Investing in equities and equities mutual funds have their own advantages and disadvantages. Here some of the points highlighted:

No personal tracking

There is no need for personal tracking of stocks if you have invested through equity mutual funds, as  it is monitored by professionals.

Individuals with less knowledge on stocks or investosr with less time to monitor stocks can consider equity MFs over equities.


Best way to diversify

Mutual funds tend to diversify  through various stocks which will decrease the risk if any particular stocks decline.


Minimum investment

In equity mutual funds, one can start investing with as low as Rs 500 in a good sector. Whereas  if investing  directly, one needs to consider whether the stock is really worth investing and can be expensive if one wants to hold more stocks.


Different Plans

Mutual Funds investment can give you a number of options such as Systematic Investment Plans, Systematic Transfer Plans (STP), Asset allocation tips from fund houses etc.

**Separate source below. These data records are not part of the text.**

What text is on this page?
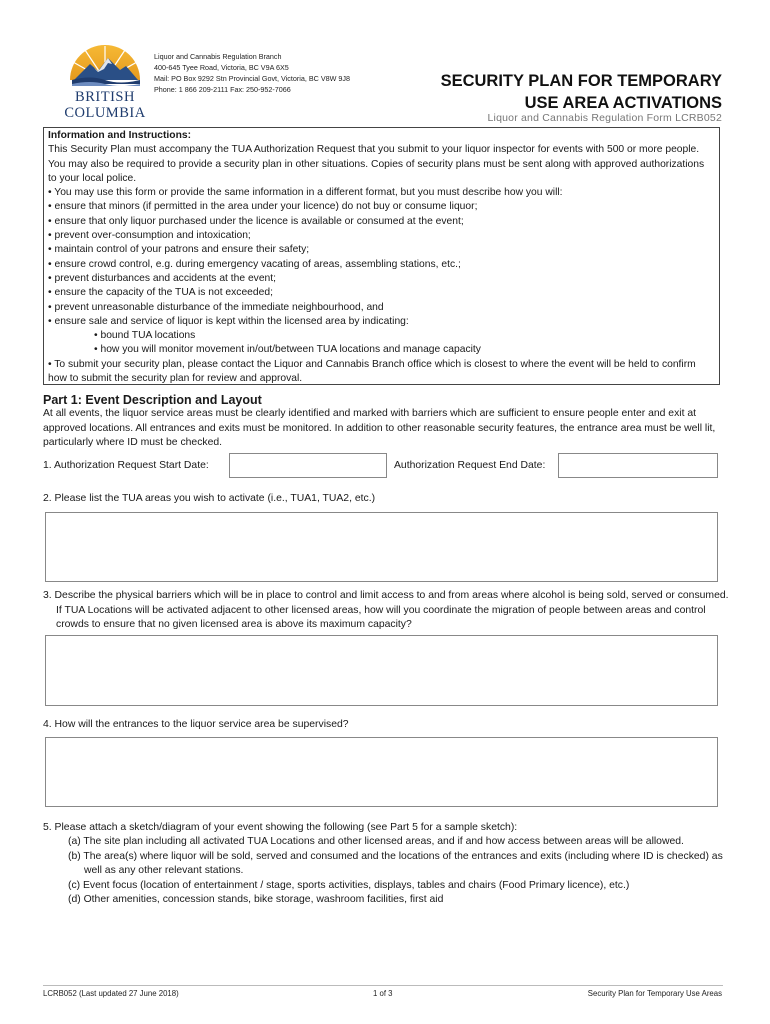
BRITISH
COLUMBIA
Liquor and Cannabis Regulation Branch
400-645 Tyee Road, Victoria, BC V9A 6X5
Mail: PO Box 9292 Stn Provincial Govt, Victoria, BC V8W 9J8
Phone: 1 866 209-2111 Fax: 250-952-7066	SECURITY PLAN FOR TEMPORARY
USE AREA ACTIVATIONS
Liquor and Cannabis Regulation Form LCRB052

Information and Instructions:

This Security Plan must accompany the TUA Authorization Request that you submit to your liquor inspector for events with 500 or more people. You may also be required to provide a security plan in other situations. Copies of security plans must be sent along with approved authorizations to your local police.

• You may use this form or provide the same information in a different format, but you must describe how you will:

• ensure that minors (if permitted in the area under your licence) do not buy or consume liquor;

• ensure that only liquor purchased under the licence is available or consumed at the event;

• prevent over-consumption and intoxication;

• maintain control of your patrons and ensure their safety;

• ensure crowd control, e.g. during emergency vacating of areas, assembling stations, etc.;

• prevent disturbances and accidents at the event;

• ensure the capacity of the TUA is not exceeded;

• prevent unreasonable disturbance of the immediate neighbourhood, and

• ensure sale and service of liquor is kept within the licensed area by indicating:

• bound TUA locations

• how you will monitor movement in/out/between TUA locations and manage capacity

• To submit your security plan, please contact the Liquor and Cannabis Branch office which is closest to where the event will be held to confirm how to submit the security plan for review and approval.

Part 1: Event Description and Layout
At all events, the liquor service areas must be clearly identified and marked with barriers which are sufficient to ensure people enter and exit at approved locations. All entrances and exits must be monitored. In addition to other reasonable security features, the entrance area must be well lit, particularly where ID must be checked.
1. Authorization Request Start Date:	Authorization Request End Date:
2. Please list the TUA areas you wish to activate (i.e., TUA1, TUA2, etc.)
3. Describe the physical barriers which will be in place to control and limit access to and from areas where alcohol is being sold, served or consumed. If TUA Locations will be activated adjacent to other licensed areas, how will you coordinate the migration of people between areas and control crowds to ensure that no given licensed area is above its maximum capacity?
4. How will the entrances to the liquor service area be supervised?
5. Please attach a sketch/diagram of your event showing the following (see Part 5 for a sample sketch):

(a) The site plan including all activated TUA Locations and other licensed areas, and if and how access between areas will be allowed.

(b) The area(s) where liquor will be sold, served and consumed and the locations of the entrances and exits (including where ID is checked) as well as any other relevant stations.

(c) Event focus (location of entertainment / stage, sports activities, displays, tables and chairs (Food Primary licence), etc.)

(d) Other amenities, concession stands, bike storage, washroom facilities, first aid

LCRB052 (Last updated 27 June 2018)	1 of 3	Security Plan for Temporary Use Areas
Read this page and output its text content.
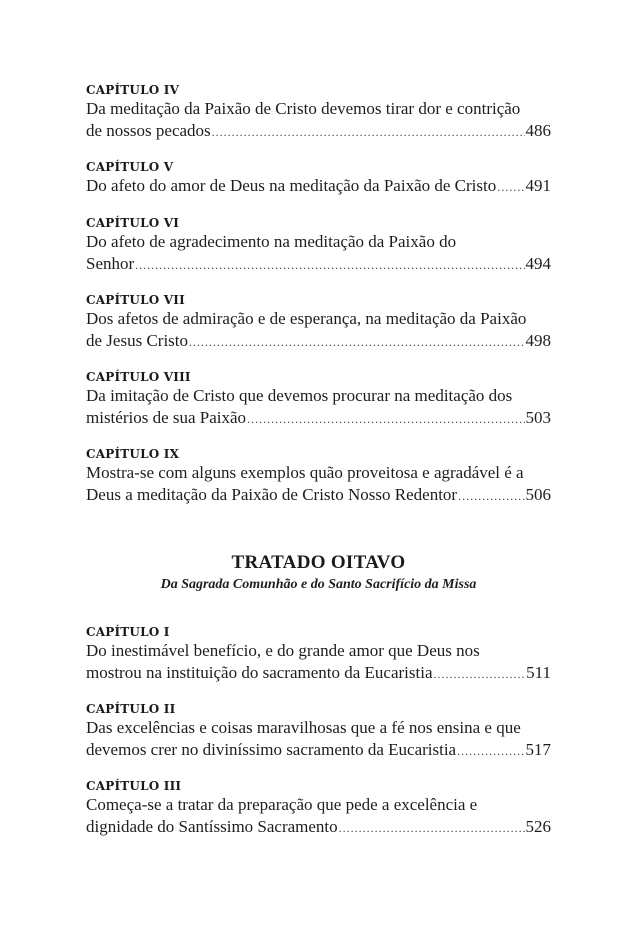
CAPÍTULO IV
Da meditação da Paixão de Cristo devemos tirar dor e contrição
de nossos pecados .....	486
CAPÍTULO V
Do afeto do amor de Deus na meditação da Paixão de Cristo ..... 491
CAPÍTULO VI
Do afeto de agradecimento na meditação da Paixão do
Senhor .....	494
CAPÍTULO VII
Dos afetos de admiração e de esperança, na meditação da Paixão
de Jesus Cristo .....	498
CAPÍTULO VIII
Da imitação de Cristo que devemos procurar na meditação dos
mistérios de sua Paixão .....	503
CAPÍTULO IX
Mostra-se com alguns exemplos quão proveitosa e agradável é a
Deus a meditação da Paixão de Cristo Nosso Redentor .....	506
TRATADO OITAVO
Da Sagrada Comunhão e do Santo Sacrifício da Missa
CAPÍTULO I
Do inestimável benefício, e do grande amor que Deus nos
mostrou na instituição do sacramento da Eucaristia .....	511
CAPÍTULO II
Das excelências e coisas maravilhosas que a fé nos ensina e que
devemos crer no diviníssimo sacramento da Eucaristia .....	517
CAPÍTULO III
Começa-se a tratar da preparação que pede a excelência e
dignidade do Santíssimo Sacramento .....	526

Investing in equity mutual funds will not attract tax if it is redeemed after one year of investment. If you invest directly and sell before a year, a short term capital gains tax would be applicable.


Fees and Brokerage

Directly investing will involve paying of commission on each trade you make. Even in mutual fund investment, they will be a very small management fee for the service rendered.


Evaluating the investment and rebalancing the need is the right way of investing. Investing directly in stocks needs time and the right knowledge to make profits. 

An investor with money and knowledge will make profits if he is able to build a well-diversified portfolio. A smart investor who wants their returns to grow safely and beat inflation can consider investing in equity mutual funds.